A quem pertencia a Rural Verde? Quem eram as pessoas que conduziam o veículo? A Policia Civil de Pernambuco esteve envolvida? Quem eram os integrantes do Comando de Caça aos Comunistas em Pernambuco? O Comando Militar do Nordeste – na época, IV Exercito – esteve envolvido? A Comissão dos Mortos e Desaparecidos remexeu, pesquisou, perguntou e inquiriu, mas também não sei se acusou alguém.

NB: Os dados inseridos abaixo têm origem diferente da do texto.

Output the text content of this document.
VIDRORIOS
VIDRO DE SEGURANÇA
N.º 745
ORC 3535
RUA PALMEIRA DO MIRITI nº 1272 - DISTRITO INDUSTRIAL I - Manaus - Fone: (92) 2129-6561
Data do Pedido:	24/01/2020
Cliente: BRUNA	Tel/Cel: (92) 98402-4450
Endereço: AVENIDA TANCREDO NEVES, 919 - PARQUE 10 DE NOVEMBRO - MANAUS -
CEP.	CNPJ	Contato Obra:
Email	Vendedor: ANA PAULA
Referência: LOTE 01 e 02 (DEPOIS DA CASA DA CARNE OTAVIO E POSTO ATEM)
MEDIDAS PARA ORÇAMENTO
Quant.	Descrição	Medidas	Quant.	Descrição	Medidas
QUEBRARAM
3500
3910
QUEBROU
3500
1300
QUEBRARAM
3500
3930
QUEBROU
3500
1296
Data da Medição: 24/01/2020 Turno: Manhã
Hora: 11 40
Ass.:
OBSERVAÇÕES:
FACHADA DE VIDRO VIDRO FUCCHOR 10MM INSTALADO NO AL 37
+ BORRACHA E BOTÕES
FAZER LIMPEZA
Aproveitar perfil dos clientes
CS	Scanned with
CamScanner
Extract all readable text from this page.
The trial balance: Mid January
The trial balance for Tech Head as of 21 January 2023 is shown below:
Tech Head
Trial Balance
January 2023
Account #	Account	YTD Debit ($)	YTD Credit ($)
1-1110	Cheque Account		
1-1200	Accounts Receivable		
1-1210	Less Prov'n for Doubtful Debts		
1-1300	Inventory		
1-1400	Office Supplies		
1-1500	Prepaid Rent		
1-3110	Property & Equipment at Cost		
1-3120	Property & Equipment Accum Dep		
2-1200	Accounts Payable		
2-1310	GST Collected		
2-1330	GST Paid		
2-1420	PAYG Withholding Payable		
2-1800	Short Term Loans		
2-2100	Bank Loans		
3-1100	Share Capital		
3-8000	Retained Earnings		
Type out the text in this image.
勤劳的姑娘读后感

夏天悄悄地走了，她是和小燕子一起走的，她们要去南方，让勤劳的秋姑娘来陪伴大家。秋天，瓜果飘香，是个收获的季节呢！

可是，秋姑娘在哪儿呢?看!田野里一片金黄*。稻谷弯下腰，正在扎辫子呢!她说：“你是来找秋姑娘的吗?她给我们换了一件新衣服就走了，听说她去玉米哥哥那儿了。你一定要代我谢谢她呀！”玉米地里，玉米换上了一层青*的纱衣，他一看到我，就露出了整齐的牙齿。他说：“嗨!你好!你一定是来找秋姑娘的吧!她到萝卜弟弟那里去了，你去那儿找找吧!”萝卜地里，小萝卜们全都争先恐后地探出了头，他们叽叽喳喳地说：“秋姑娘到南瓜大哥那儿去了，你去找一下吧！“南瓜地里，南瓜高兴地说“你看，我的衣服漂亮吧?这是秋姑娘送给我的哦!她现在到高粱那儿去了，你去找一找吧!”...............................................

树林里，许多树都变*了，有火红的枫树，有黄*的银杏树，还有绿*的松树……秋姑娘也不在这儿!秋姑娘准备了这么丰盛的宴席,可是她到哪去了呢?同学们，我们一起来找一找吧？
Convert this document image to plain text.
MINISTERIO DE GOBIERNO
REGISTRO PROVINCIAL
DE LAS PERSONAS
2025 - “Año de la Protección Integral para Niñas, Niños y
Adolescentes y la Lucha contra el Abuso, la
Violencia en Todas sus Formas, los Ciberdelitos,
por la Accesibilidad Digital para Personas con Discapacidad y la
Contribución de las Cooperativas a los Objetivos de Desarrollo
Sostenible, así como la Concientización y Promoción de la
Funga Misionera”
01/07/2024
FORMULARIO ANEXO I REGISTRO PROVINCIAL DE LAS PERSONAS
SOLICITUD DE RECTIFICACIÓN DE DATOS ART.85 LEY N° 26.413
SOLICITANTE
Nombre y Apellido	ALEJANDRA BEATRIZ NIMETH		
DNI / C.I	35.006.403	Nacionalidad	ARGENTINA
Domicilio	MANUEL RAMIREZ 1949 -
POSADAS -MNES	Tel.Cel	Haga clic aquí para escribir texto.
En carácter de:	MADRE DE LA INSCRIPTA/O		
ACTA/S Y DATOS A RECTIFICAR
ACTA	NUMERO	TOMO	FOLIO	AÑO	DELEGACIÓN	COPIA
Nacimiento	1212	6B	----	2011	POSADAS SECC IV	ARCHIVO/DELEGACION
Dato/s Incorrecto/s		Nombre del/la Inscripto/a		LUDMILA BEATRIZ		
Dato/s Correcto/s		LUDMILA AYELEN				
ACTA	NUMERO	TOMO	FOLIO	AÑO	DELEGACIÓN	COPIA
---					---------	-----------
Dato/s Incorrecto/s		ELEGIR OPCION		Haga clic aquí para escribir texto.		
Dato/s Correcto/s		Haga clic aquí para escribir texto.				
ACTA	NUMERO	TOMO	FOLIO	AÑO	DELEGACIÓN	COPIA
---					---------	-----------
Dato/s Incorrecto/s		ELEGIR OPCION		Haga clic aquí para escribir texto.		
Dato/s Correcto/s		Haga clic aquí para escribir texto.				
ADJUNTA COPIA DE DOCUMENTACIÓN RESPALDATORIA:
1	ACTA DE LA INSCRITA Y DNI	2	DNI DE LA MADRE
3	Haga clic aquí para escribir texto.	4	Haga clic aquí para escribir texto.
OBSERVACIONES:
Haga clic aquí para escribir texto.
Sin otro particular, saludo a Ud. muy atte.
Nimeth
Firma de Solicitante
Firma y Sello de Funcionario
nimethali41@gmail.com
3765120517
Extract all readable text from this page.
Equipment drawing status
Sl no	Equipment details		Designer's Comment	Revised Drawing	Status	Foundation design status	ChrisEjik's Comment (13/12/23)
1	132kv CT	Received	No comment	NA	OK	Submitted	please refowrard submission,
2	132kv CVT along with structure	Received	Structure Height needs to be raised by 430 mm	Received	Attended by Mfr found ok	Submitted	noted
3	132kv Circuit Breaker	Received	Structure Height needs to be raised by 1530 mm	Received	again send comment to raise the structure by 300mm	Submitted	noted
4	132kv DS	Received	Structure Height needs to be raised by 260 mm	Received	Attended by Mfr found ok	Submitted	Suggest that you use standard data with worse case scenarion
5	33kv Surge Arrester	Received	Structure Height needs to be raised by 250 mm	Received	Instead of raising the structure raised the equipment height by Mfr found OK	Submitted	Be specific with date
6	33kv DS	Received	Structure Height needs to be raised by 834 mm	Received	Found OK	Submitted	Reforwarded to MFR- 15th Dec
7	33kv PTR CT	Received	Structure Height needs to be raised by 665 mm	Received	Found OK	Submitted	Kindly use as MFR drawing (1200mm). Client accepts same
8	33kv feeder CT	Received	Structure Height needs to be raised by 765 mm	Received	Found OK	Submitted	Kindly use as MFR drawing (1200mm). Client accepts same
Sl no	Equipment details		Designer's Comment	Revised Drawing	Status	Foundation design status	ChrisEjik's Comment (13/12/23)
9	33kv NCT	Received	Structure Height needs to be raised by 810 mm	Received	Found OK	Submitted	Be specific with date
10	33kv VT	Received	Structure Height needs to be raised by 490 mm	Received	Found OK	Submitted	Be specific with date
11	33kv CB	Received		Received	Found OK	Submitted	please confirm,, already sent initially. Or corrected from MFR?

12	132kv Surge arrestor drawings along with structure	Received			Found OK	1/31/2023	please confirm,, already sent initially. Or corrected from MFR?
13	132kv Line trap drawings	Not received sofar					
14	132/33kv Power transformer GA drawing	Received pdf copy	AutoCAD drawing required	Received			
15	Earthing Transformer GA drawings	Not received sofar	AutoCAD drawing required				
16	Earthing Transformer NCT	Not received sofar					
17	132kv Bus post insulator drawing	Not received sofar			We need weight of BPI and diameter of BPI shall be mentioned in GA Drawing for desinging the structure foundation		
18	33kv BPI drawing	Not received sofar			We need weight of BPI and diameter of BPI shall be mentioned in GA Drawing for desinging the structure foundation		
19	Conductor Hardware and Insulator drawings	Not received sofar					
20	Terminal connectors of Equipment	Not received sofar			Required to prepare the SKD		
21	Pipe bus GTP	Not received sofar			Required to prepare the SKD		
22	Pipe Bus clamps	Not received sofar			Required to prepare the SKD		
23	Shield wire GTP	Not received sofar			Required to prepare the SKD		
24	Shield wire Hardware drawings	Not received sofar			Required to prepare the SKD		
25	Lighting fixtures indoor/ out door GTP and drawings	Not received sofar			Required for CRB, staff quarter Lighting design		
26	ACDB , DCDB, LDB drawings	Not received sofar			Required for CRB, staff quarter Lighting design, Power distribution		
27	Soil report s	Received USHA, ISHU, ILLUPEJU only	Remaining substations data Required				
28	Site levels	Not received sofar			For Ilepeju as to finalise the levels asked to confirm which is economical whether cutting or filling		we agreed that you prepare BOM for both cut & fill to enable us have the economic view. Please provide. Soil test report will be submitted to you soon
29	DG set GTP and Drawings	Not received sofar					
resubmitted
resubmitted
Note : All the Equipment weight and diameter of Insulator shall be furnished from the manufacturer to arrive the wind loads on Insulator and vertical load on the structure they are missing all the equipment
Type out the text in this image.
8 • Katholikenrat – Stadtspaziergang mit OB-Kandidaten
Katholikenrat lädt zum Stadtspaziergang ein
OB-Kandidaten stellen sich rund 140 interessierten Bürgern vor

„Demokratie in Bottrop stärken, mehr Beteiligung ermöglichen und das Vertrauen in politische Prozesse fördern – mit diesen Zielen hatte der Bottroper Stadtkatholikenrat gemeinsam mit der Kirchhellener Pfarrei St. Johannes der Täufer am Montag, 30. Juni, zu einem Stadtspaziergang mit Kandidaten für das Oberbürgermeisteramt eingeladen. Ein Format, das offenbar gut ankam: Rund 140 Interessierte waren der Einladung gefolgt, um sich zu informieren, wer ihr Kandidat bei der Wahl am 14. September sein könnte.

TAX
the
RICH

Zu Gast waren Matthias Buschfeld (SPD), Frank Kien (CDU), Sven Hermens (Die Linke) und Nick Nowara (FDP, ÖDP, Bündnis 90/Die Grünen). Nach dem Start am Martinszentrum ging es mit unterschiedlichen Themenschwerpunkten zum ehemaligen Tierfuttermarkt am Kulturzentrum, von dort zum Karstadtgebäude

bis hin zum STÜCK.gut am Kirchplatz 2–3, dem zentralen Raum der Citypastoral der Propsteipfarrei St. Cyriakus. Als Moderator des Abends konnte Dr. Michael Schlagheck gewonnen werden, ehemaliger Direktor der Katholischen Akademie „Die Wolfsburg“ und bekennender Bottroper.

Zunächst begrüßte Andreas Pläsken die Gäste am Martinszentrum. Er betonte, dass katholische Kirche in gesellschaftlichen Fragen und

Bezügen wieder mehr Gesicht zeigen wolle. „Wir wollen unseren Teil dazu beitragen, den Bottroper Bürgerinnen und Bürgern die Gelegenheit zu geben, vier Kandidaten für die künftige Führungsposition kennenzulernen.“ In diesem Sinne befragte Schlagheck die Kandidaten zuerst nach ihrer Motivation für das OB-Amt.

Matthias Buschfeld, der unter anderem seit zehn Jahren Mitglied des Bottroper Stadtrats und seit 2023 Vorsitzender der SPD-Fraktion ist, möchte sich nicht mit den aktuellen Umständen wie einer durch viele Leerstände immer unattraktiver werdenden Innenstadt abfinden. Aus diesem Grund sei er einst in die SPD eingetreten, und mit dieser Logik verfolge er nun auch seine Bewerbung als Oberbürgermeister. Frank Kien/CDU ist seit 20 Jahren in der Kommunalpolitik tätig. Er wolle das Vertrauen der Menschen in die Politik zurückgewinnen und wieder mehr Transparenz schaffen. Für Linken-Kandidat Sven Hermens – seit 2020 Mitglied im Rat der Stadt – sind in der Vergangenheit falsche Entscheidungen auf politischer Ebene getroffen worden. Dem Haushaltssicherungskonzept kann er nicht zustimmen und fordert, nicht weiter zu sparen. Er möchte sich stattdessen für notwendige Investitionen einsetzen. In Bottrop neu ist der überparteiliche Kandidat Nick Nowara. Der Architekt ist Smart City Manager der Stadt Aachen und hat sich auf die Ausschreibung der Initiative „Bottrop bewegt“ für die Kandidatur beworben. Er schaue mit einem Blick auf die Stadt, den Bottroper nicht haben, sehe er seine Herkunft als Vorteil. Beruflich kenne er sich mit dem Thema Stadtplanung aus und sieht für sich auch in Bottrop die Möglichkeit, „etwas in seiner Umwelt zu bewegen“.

Na Igreja do Espinheiro, totalmente lotada, coube a Dom Helder, como se previa, celebrar Missa de Corpo Presente e acompanhar o corpo desde ali até o Cemitério da Várzea, na carroceria de um caminhão e com as forças policias pela frente, tentando deter o cortejo. Acompanhei de perto essa longa caminhada, que se arrastava lentamente, passo a passo, temeroso de que, de um momento para outro, acontecesse uma tragédia.Por várias vezes, os militares ordenavam que o cortejo parasse, e Dom Helder, de voz grave, ordenava que seguisse em frente. E lentamente continuava. Na Ponte da Torre, um piquete: militares armados formavam uma barreira e ordenaram que o cortejo parasse. Muitas pessoas, por precaução, não se arriscaram. Dom Helder tomou a frente e mandou que o seguissem.

Cerca de cinco horas depois, cansados, mas inteiros, chegamos ao ponto final do percurso. Era fim de tarde, o sol começava a se esconder no horizonte. Dom Helder não permitiu qualquer discurso, manifestação, protesto. Alguém começou a cantar, baixinho, o Hino Nacional. Outras vozes acompanharam e de repente toda aquela multidão era uma voz só. Padre Henrique foi assassinado em maio do mesmo ano, talvez mesmo grupo que atentou com o estudante.

Cândido formou-se e fez carreira no mundo jurídico, escreveu sua historia e está sendo homenageado, agora, por ex-colegas, na Faculdade De Direito do Recife, de cujo diretório estudantil foi Presidente. Henrique quase não recebeu homenagens, não foi roteiro um filme premiado em festivais, não teve sua morte assumida pelo Estado, não sei se algum dia a sua família recebeu qualquer tipo de reparação.

Louve-se a Comissão que pesquisou nossa história recente levantando nome e número de pessoas desaparecidas durante a ditadura. Mas, Lamentavelmente, jamais saberemos quem foram os assassinos do Padre Antonio Henrique Pereira Neto, apenas uma cova perdida Num cemitério triste num subúrbio do Recife. E isso não é justo.